By Catherine Powell
Yunus, who also has been accused of predatory lending, explains that commercialization is responsible for destroying the original microfinance mission. The model continues to be sustainable when it is small and focused on individuals. Microfinance alone, however, can't be the world's economic cure-all, and those of us who are passionate about the microfinance revolution are left to wonder what global business reform will look like.
It's looking a lot like social enterprise. One of the most exciting and expanding sectors of 2012, social enterprise is a new way to do business and think about capitalism. Social enterprises are hybrids of various organizational models that intersect profit making with measurable benefits to communities.
To understand the direction of new business and investigate social enterprise, I spoke with Peter Roberts, a professor at Emory's Goizueta Business School; Hilary King, Emory student and co-founder of a direct-trade coffee business; and Katrell Christie, owner of an Atlanta coffee shop and founder of a nonprofit educational program in India.
Roberts has advanced his career by searching for new ways to do and teach business. And social enterprise is a new way to approach capitalism that goes beyond focusing solely on profits and Fortune 500 companies. A social enterprise allows for the coexistence of profit making and social benefits. A sustainable business, after all, requires rigorous standards that ensure accountability to relevant stakeholders.
My passion for this topic stems from living for two years, on and off, in India as a student, tourist, and entrepreneur. I often have contemplated the intersection between nonprofit and for-profit enterprises. As a Rotary Scholar based in Hyderabad, I created a small jewelry business with a group of women in one of the poorest neighborhoods. I got to know Hindu and Muslim women and helped create opportunities for them to generate income that they wouldn't have had otherwise. We learned firsthand about the communication skills, confidence, and risks required to be an entrepreneur. The most challenging conversations were about money, as many of the women asked me for money outside of the business.
I formed the business as a limited liability corporation because I believed that corporations should begin and end with the welfare of underserved populations, women in particular. The money that we generated and could use for future investment, I believed, was more sustainable than one-time handouts from nonprofits. At that time, in 2005, I didn't realize that my ideas were part of a bigger social-enterprise movement.
Five years ago, Katrell Christie lived up the street from a coffee house that was about to close its doors until she decided to buy it in order to continue her morning coffee ritual. Since then, she has expanded the store's size and developed a nonprofit project called The Learning Tea. She sells books, tea, and Indian dinners that benefit an orphanage she has founded in Darjeeling, India. She said, "my product is education," which is "not really a salable product." She has taken 22 Atlantans on trips to build the orphanage, which houses and educates nine girls.

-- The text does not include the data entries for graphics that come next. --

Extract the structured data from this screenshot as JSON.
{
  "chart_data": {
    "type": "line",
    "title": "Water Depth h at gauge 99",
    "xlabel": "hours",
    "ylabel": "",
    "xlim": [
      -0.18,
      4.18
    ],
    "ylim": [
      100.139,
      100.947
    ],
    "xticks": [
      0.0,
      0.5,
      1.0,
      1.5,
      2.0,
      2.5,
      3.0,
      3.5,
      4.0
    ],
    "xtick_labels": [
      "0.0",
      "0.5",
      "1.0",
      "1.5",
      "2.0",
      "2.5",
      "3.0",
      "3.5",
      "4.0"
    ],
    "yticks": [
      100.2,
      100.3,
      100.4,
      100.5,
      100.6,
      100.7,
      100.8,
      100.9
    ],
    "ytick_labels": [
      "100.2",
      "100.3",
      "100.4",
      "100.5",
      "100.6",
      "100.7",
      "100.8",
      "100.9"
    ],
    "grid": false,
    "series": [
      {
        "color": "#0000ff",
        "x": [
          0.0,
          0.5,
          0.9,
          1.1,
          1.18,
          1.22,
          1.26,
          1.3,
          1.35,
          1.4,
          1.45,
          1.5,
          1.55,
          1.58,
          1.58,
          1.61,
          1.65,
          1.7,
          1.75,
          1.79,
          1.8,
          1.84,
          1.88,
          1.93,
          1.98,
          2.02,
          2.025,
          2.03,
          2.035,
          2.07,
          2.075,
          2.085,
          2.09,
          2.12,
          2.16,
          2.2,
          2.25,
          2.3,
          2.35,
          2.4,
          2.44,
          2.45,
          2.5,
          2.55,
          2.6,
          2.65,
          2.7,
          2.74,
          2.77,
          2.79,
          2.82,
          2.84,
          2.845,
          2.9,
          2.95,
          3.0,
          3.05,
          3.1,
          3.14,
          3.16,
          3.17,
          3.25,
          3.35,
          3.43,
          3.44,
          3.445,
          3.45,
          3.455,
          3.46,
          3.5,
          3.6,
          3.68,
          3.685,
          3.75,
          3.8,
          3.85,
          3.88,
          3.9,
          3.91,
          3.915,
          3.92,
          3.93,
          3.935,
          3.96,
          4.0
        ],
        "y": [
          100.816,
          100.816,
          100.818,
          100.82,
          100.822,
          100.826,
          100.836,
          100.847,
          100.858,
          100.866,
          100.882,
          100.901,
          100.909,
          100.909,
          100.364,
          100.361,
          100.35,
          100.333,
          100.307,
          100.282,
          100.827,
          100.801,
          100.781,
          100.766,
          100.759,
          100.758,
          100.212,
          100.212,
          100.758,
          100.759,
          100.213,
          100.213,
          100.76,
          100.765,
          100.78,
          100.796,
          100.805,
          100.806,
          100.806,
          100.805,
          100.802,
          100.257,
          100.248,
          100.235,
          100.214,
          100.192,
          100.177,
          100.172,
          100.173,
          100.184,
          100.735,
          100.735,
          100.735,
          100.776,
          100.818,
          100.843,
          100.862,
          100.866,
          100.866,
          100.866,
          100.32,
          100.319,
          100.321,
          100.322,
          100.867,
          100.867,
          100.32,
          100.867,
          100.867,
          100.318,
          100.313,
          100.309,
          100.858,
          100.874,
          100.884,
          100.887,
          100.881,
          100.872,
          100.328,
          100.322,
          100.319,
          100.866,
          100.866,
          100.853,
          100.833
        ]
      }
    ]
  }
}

Most of the difficulties Christie has faced are trust issues. She has to trust that the chain of command and the volunteers in India are doing the right thing. She has to trust that the girls are invested in their education. She has to trust that customers will continue purchasing her products. The rewards for Christie are that the "girls really are desperate for education" and that the trips to India for Americans "changed every person in some way or another."
Hilary King has been a student of anthropology, Spanish, and business through college, graduate school, and a Watson fellowship. She is currently working toward a doctoral degree in anthropology at Emory. She applies her studies hands-on through a direct-trade coffee company based in the Dominican Republic called Liga Masiva. Established by King and her college best friend, Liga Masiva is founded, says King, on "building a global farmers market" by "directly connecting small-scale organic farmers in Latin America to consumers in the US." King defines social enterprise as "people trying to use business to meet social needs using varied tools from business and nonprofit [sectors]." As a social enterprise, Liga Masiva employs a "trade model that works better for small-scale farmers by giving them guaranteed prices that are above their cost of production and facilitating access to credit and market information."
King and her colleagues have faced skeptics in the US who doubt the sustainability of the business because there are not many other businesses that compare. King and the growing staff at Liga Masiva are pioneers who demonstrate that social enterprise is possible, profitable, and sustainable. What King describes and what many others are now noticing is that business should not work by exploiting people "traditionally at a disadvantage within the international trade system." The success of Liga Masiva is based on its mission to "decrease the farmer's vulnerability" and to "connect people rather than to distance them." To do this, King also has realized that Liga Masiva must be "flexible enough to innovate and make new decisions and new iterations."
All the organizations mentioned believe that it is just as important to address the common good as it is to generate profit. Today's entrepreneurs are acknowledging the relationship between social equality, sustainability, and profit. Through social enterprise, entrepreneurs are building business models that reflect the needs of vulnerable communities.
Catherine Powell is a former CWE intern and currently contributes written and film content to various publicity projects at the Center for Ethics at Emory.